Bugün değerli hemşehrimiz şair ve yazar Ahmed Arif’in vefatının 32. Yıldönümü. Dolayısiyle bugünkü yazımızı  Ahmed Arif’e ayırdık.

Ahmed Arif, ya da asıl adıyla Ahmet Hamdi Önal  21 Nisan 1927 tarihinde  Diyarbakır’da doğdu.

Ahmed  Arif, Diyarbakır’ın Hançepek semtinin Yağcı Sokağında yer alan 7 numaralı büyük bir evde Arif Hikmet Bey ve Sare Hanım'ın 6. çocuğu olarak dünyaya gelmiştir. Okul hayatına Siverek’te başlamış, ortaokulu ablasının yanında Urfa’da okumuş ve liseyi de Afyon’da yatılı bir okulda tamamlamıştır. Yüksek öğrenimine Ankara Üniversitesi Dil ve Tarih-Coğrafya Fakültesi felsefe bölümünde başlamıştır fakat öğrencilik yıllarında hapse girdiği için mezun olamamıştır.
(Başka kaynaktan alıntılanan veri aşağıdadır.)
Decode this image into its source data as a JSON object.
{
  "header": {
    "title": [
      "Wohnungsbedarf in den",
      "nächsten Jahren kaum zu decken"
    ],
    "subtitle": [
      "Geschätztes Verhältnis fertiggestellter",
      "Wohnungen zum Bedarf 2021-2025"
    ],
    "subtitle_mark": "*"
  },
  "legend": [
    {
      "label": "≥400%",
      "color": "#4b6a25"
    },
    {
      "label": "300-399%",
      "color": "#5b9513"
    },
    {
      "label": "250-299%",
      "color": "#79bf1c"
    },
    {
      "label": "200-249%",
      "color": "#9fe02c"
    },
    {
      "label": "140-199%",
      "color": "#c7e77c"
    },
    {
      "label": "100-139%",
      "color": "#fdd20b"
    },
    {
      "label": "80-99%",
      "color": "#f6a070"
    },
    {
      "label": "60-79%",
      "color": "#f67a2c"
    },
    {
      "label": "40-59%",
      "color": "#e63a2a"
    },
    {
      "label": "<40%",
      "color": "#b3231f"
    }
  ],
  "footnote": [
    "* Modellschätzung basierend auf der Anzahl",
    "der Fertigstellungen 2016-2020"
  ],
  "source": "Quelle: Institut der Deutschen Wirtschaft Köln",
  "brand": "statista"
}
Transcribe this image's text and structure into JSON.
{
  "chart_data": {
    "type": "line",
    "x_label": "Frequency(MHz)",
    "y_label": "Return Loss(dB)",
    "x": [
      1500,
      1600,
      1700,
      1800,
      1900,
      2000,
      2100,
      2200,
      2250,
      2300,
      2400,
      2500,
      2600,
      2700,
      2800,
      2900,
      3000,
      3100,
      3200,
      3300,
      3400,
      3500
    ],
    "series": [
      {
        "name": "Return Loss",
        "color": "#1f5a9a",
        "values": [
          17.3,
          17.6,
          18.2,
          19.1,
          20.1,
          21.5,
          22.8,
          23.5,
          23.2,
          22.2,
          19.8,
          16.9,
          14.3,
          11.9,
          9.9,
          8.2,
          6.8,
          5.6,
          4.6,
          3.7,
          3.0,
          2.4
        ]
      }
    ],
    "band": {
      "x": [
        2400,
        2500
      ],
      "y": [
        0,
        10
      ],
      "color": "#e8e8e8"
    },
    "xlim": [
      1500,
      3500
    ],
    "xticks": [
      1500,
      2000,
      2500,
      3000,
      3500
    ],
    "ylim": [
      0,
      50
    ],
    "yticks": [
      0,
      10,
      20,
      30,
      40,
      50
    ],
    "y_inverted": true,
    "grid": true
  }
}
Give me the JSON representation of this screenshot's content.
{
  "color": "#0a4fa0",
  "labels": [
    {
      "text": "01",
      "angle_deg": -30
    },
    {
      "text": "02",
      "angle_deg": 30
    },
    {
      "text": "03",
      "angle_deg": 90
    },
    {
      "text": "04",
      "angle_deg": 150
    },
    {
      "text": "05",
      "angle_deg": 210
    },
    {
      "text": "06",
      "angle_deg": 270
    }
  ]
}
Babası Türk, annesi Kürt olan Ahmed Arif, çocukluğunda babasının görevlerinden dolayı şehir şehir gezmiş Zazaca, Kürtçe ve Arapça öğrenmiştir. Yazarlık dışında kâtiplik, gazetecilik ve düzeltmenlik gibi birçok farklı işlerde çalışan Ahmed Arif, edebiyatımızın  en çok sevilen şairlerinden birisidir. Toplumcu gerçekçilik   ekseninde kaleme aldığı şiirleri ile tanınan, ‘Hasretinden Prangalar Eskittim’ isimli eseri Almanca, Fransızca, Çekçe, Felemenkçe, İsveççe ve Kürtçe gibi birçok farklı dillere  çevrilmiştir.

 **

Ahmed Arif’in    çocukluğunun ilk yılları Siverek ve Harran’da hareketli bir yaşam içinde geçmiştir. Arkadaşlarıyla oyunlar oynamış, kavgalar etmiş, birçok macera yaşamıştır. Yaşadığı yerlerdeki insanların konuştuğu Kürtçe, Zazaca ve Arapçayı çocuk yaşta öğrenmiştir. Henüz 2 yaşında iken de annesini kaybetmiştir. Üvey annesi Arife Önal tarafından büyütülen Ahmet Arif, üvey annesine olan sevgisini "beni büyüten, emziren, yedirip, içiren, eğiten, adam edendir." sözleriyle ifade etmiştir.

****

Ahmed Arif eğitim hayatına Diyarbakır’da başlamıştır. Anaokuluna Diyarbakır'da giden şair, ilkokulu Siverek’te okumuştur. Bu okuldan 1939 yılında mezun olmuştur. Eğitimine önce Diyarbakır’da sonra da Urfa Ortaokulu’nda devam etmiş ve 1942 yılında bitirmiştir. Liseye Afyon’da devam eden Ahmed Arif,  Afyon Lisesinde yatılı olarak okumuştur. 1947 yılında yükseköğrenimi için Ankara’ya giden şair, Dil Tarih Coğrafya Fakültesi Felsefe Bölümü’ne kaydolmuştur. Fakat öğrenciliği döneminde çeşitli soruşturma ve tutuklanmalara maruz kaldığı için okulu yarıda bırakmış, mezun olamamıştır.

*****

Ahmed Arif, Türk edebiyatında 1940 Kuşağı olarak adlandırılan toplumcu gerçekçi şairlerden biridir ve eserlerini evrensel bir görüşle kaleme almıştır. Küçük yaşta şiire ilgi duyan, çok okuyan ve okuduğu isimlerden etkilenen, kendi mizacını yansıtan şiirler kaleme alan bir şairdir. Kendi ülkesinin insanının dertleri ile dertlenmiş, acısını, söyleyemediklerini eserlerinde dile getirmiştir. Şiirlerinde ahenk ve müzikaliteye önem veren Ahmed Arif, ahengi ve ritmi sağlamak için redif ve kafiye; ses, kelime ve cümle tekrarları kullanmıştır. Özgün üslubu, samimi anlatımıyla kaleme aldığı  şiirleri çok beğenilmiştir. Özü insana dayanan eserlerinde yaşam, yalnızlık, hasret, aşk, çocuk, umut, ölüm, yoksulluk, inanç ve tabiat temalarını işlemiştir.  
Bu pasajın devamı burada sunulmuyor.